Senandung di Puncak
Dentuman terdengar kencang. Ia terpuruk. Kereta gantung Seiser Alm mendadak berhenti dengan kasarnya, mengayun kabin yang ditumpanginya dengan kencang. Tengoknya ia kesana-kemari penuh kecemasan. Jendela ia dekati, berjinjit perlahan supaya tidak memperparah ayunan kereta gantung, dan kemudian menerawang ke luar hingga hidungnya menekan kaca. Nafasnya yang terhembus dengan interval pendek karena panik membentuk uap air yang menghalangi pandangannya. Kereta gantung itu memang sudah tua, warna catnya sudah pudar, karat jendela menghiasi interior kabin, dan bunyi ringkikan besi tua yang terayun terdengar sepanjang perjalanan ke atas. Dia terengah. Takut ketinggian.
Satu langkah. Dia ambil dengan kaki yang gemetar dan mata yang penuh waspada, menapak akhirnya pada peron kereta gantung dengan ketinggian 1800 meter di atas permukaan bawah laut. Segeralah ia berlari menjauhi kabin yang tadi sempat mati dan membuatnya gusar selama sepuluh menit. Ia berlari, merentangkan tangannya menyambut udara sejuk, tersenyum lega, dan kemudian hilang menuju cahaya matahari yang menghalangi pandangan ke luar.

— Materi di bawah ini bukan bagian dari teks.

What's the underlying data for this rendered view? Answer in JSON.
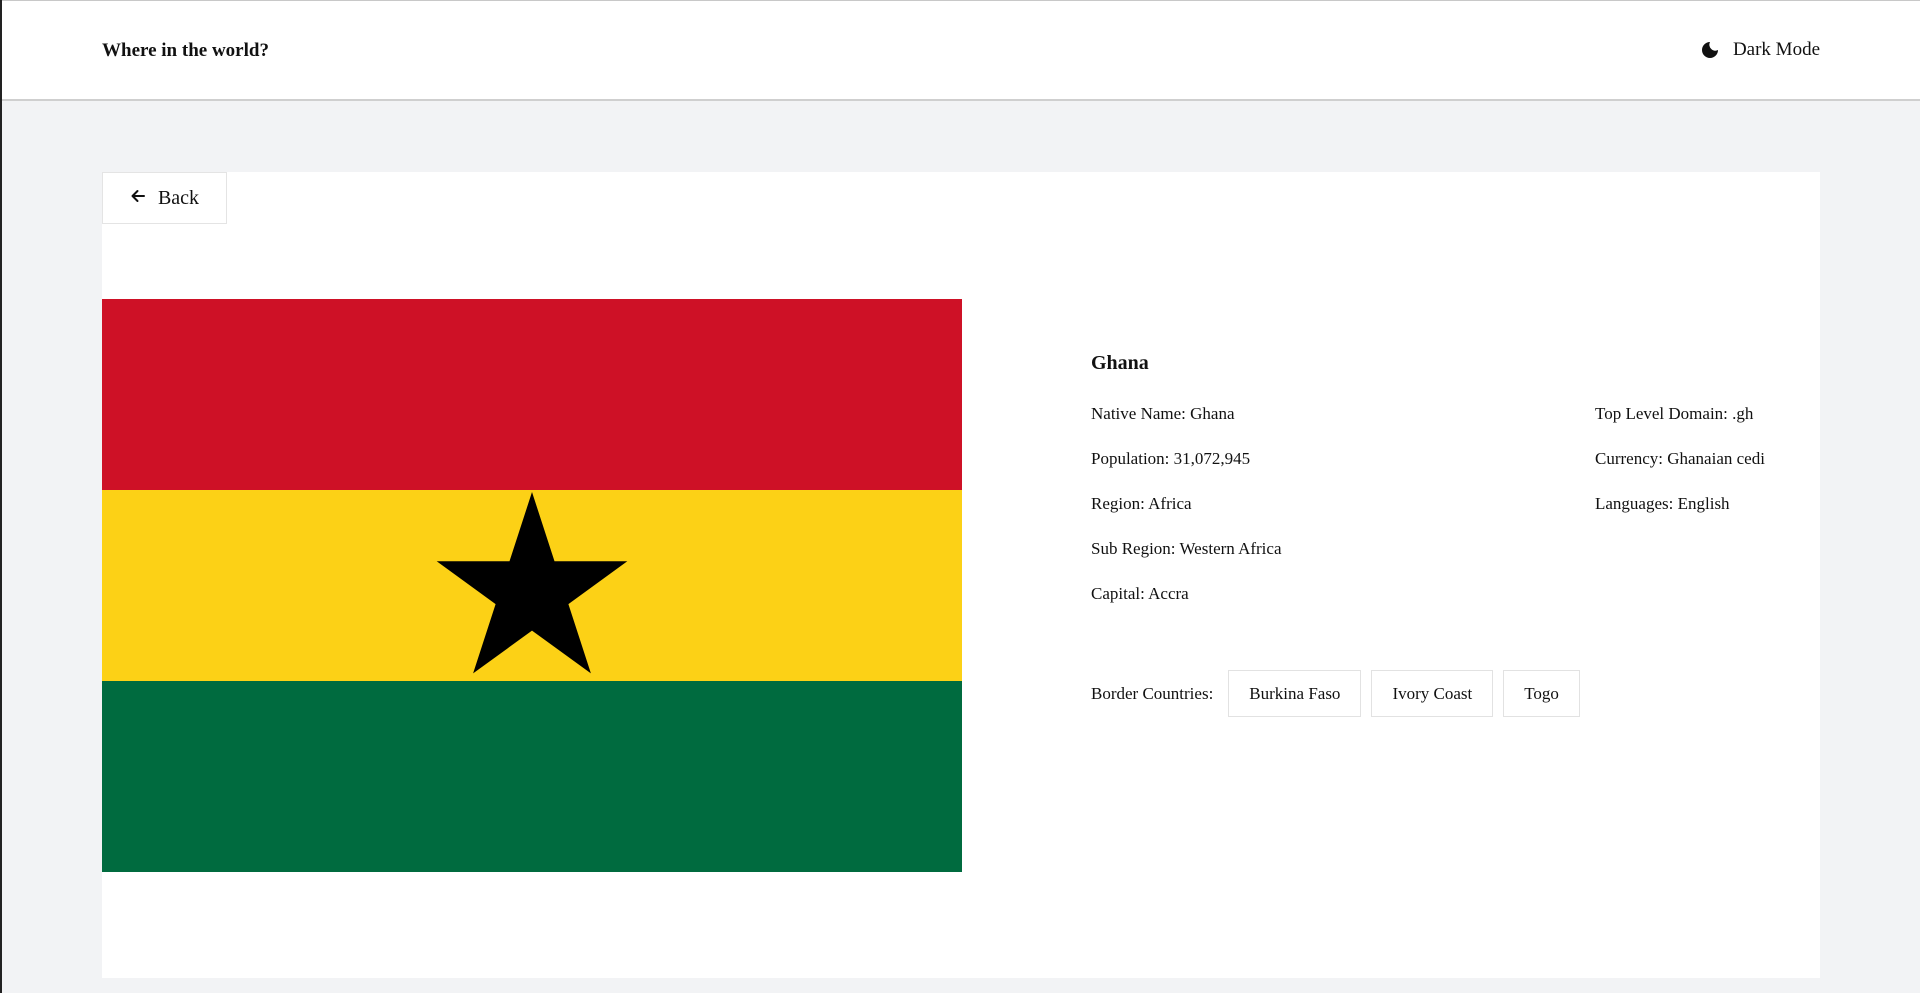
{
  "header": {
    "title": "Where in the world?",
    "mode_label": "Dark Mode",
    "mode_icon": "moon-icon"
  },
  "back": {
    "label": "Back",
    "icon": "arrow-left-icon"
  },
  "country": {
    "name": "Ghana",
    "flag_colors": {
      "red": "#ce1126",
      "yellow": "#fcd116",
      "green": "#006b3f",
      "star": "#000000"
    },
    "left_details": [
      {
        "label": "Native Name:",
        "value": "Ghana"
      },
      {
        "label": "Population:",
        "value": "31,072,945"
      },
      {
        "label": "Region:",
        "value": "Africa"
      },
      {
        "label": "Sub Region:",
        "value": "Western Africa"
      },
      {
        "label": "Capital:",
        "value": "Accra"
      }
    ],
    "right_details": [
      {
        "label": "Top Level Domain:",
        "value": ".gh"
      },
      {
        "label": "Currency:",
        "value": "Ghanaian cedi"
      },
      {
        "label": "Languages:",
        "value": "English"
      }
    ],
    "border_label": "Border Countries:",
    "borders": [
      "Burkina Faso",
      "Ivory Coast",
      "Togo"
    ]
  }
}
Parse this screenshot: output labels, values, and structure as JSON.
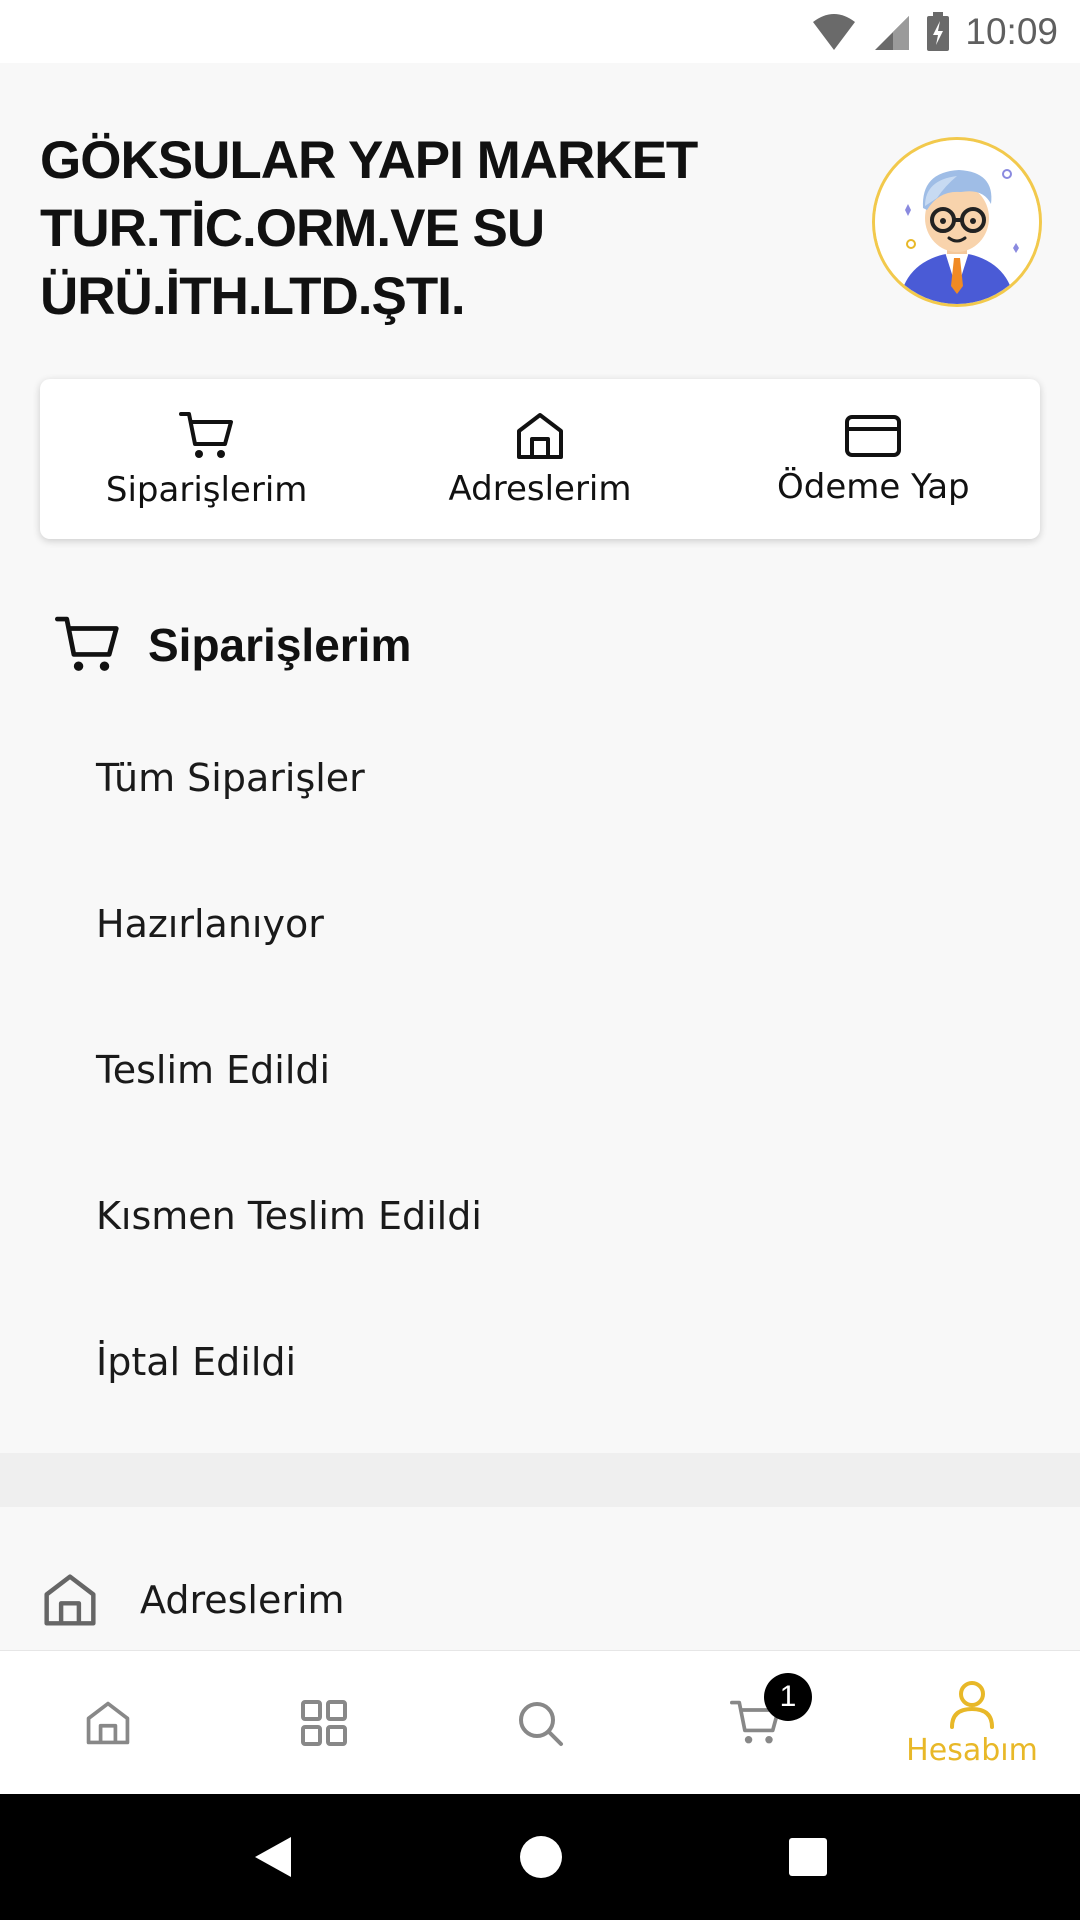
{
  "status_bar": {
    "time": "10:09",
    "icons": [
      "wifi-icon",
      "cell-signal-icon",
      "battery-charging-icon"
    ]
  },
  "header": {
    "company_name_lines": [
      "GÖKSULAR YAPI MARKET",
      "TUR.TİC.ORM.VE SU",
      "ÜRÜ.İTH.LTD.ŞTI."
    ],
    "avatar_icon": "businessman-avatar-icon"
  },
  "quick_actions": [
    {
      "label": "Siparişlerim",
      "icon": "cart-icon"
    },
    {
      "label": "Adreslerim",
      "icon": "home-icon"
    },
    {
      "label": "Ödeme Yap",
      "icon": "credit-card-icon"
    }
  ],
  "orders_section": {
    "title": "Siparişlerim",
    "icon": "cart-icon",
    "items": [
      "Tüm Siparişler",
      "Hazırlanıyor",
      "Teslim Edildi",
      "Kısmen Teslim Edildi",
      "İptal Edildi"
    ]
  },
  "addresses_section": {
    "title": "Adreslerim",
    "icon": "home-icon"
  },
  "bottom_nav": {
    "items": [
      {
        "icon": "home-icon",
        "label": ""
      },
      {
        "icon": "grid-icon",
        "label": ""
      },
      {
        "icon": "search-icon",
        "label": ""
      },
      {
        "icon": "cart-icon",
        "label": "",
        "badge": "1"
      },
      {
        "icon": "user-icon",
        "label": "Hesabım",
        "active": true
      }
    ],
    "active_color": "#e8b828"
  },
  "system_nav": [
    "back-icon",
    "home-circle-icon",
    "recents-icon"
  ]
}
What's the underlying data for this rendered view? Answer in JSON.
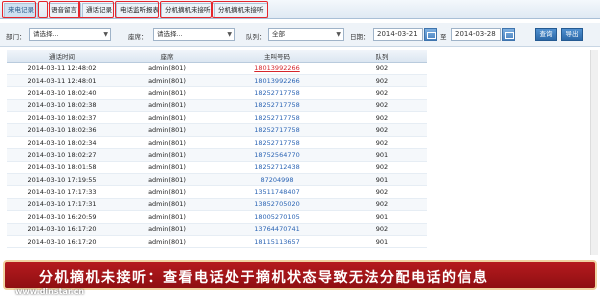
{
  "tabs": [
    {
      "label": "来电记录"
    },
    {
      "label": "语音留言"
    },
    {
      "label": "通话记录"
    },
    {
      "label": "电话监听报表"
    },
    {
      "label": "分机摘机未接听"
    },
    {
      "label": "分机摘机未接听"
    }
  ],
  "filter": {
    "dept_label": "部门：",
    "dept_value": "请选择...",
    "seat_label": "座席：",
    "seat_value": "请选择...",
    "queue_label": "队列：",
    "queue_value": "全部",
    "date_label": "日期：",
    "date_from": "2014-03-21",
    "date_sep": "至",
    "date_to": "2014-03-28",
    "query_button": "查询",
    "export_button": "导出"
  },
  "table": {
    "headers": [
      "通话时间",
      "座席",
      "主叫号码",
      "队列"
    ],
    "rows": [
      [
        "2014-03-11 12:48:02",
        "admin(801)",
        "18013992266",
        "902"
      ],
      [
        "2014-03-11 12:48:01",
        "admin(801)",
        "18013992266",
        "902"
      ],
      [
        "2014-03-10 18:02:40",
        "admin(801)",
        "18252717758",
        "902"
      ],
      [
        "2014-03-10 18:02:38",
        "admin(801)",
        "18252717758",
        "902"
      ],
      [
        "2014-03-10 18:02:37",
        "admin(801)",
        "18252717758",
        "902"
      ],
      [
        "2014-03-10 18:02:36",
        "admin(801)",
        "18252717758",
        "902"
      ],
      [
        "2014-03-10 18:02:34",
        "admin(801)",
        "18252717758",
        "902"
      ],
      [
        "2014-03-10 18:02:27",
        "admin(801)",
        "18752564770",
        "901"
      ],
      [
        "2014-03-10 18:01:58",
        "admin(801)",
        "18252712438",
        "902"
      ],
      [
        "2014-03-10 17:19:55",
        "admin(801)",
        "87204998",
        "901"
      ],
      [
        "2014-03-10 17:17:33",
        "admin(801)",
        "13511748407",
        "902"
      ],
      [
        "2014-03-10 17:17:31",
        "admin(801)",
        "13852705020",
        "902"
      ],
      [
        "2014-03-10 16:20:59",
        "admin(801)",
        "18005270105",
        "901"
      ],
      [
        "2014-03-10 16:17:20",
        "admin(801)",
        "13764470741",
        "902"
      ],
      [
        "2014-03-10 16:17:20",
        "admin(801)",
        "18115113657",
        "901"
      ]
    ]
  },
  "banner": {
    "text": "分机摘机未接听：查看电话处于摘机状态导致无法分配电话的信息",
    "watermark": "www.dinstar.cn"
  },
  "colors": {
    "highlight_box": "#e5262d",
    "banner_bg": "#a8161a",
    "link_blue": "#2b64b4"
  }
}
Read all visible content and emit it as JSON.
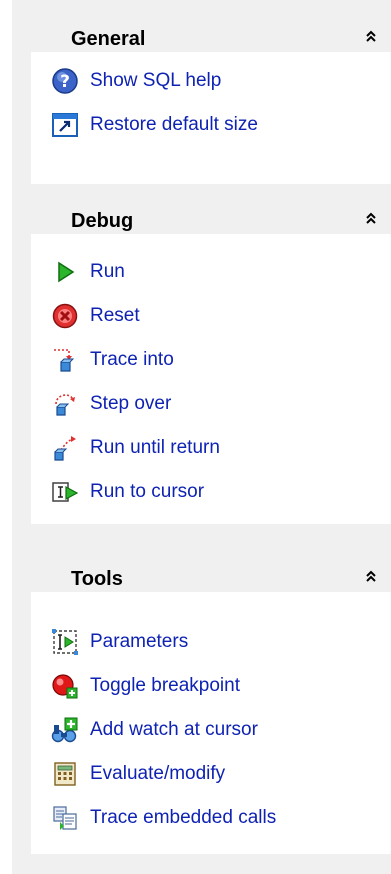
{
  "general": {
    "title": "General",
    "items": [
      {
        "label": "Show SQL help",
        "icon": "help-icon"
      },
      {
        "label": "Restore default size",
        "icon": "restore-window-icon"
      }
    ]
  },
  "debug": {
    "title": "Debug",
    "items": [
      {
        "label": "Run",
        "icon": "run-arrow-icon"
      },
      {
        "label": "Reset",
        "icon": "reset-stop-icon"
      },
      {
        "label": "Trace into",
        "icon": "trace-into-icon"
      },
      {
        "label": "Step over",
        "icon": "step-over-icon"
      },
      {
        "label": "Run until return",
        "icon": "run-until-return-icon"
      },
      {
        "label": "Run to cursor",
        "icon": "run-to-cursor-icon"
      }
    ]
  },
  "tools": {
    "title": "Tools",
    "items": [
      {
        "label": "Parameters",
        "icon": "parameters-icon"
      },
      {
        "label": "Toggle breakpoint",
        "icon": "breakpoint-icon"
      },
      {
        "label": "Add watch at cursor",
        "icon": "add-watch-icon"
      },
      {
        "label": "Evaluate/modify",
        "icon": "calculator-icon"
      },
      {
        "label": "Trace embedded calls",
        "icon": "trace-calls-icon"
      }
    ]
  },
  "colors": {
    "link": "#0f23b3",
    "pane_background": "#f0f0f0",
    "section_background": "#ffffff"
  }
}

Senyum miris hiasi wajahku yang masih di dalam kabin melihat anak laki-laki itu. Andai aku bisa seperti dia, berjiwa bebas mengekspresikan perasaan tanpa malu dilihat orang. Kutengokan kepalaku ke kaca. Kulihat bayang binaran mataku yang terpantul di antara karat-karat jendela. Binaran yang menunjukkan ketidaksabaranku menyusuri pegunungan Siusi, yang sama dengan binaran anak laki-laki itu.
Ketika kecil ayahku sering membawaku naik kapal feri, yang dari atas doknya kusaksikan matahari tenggelam di ufuk langit. Pemandangan itu selalu berhasil membuat nafasku terhenti. Hal yang sama kurasakan menyaksikan rangkaian gunung Siusi yang tak habis-habisnya dari pelupuk mataku. Entah apa yang di pikiran-Nya untuk membuat hamparan gunung secantik ini dengan rupa yang berbeda-beda. Hatipun meloncat-loncat kegirangan. Bayangan gunungnya menari-nari mengajakku menjajalnya.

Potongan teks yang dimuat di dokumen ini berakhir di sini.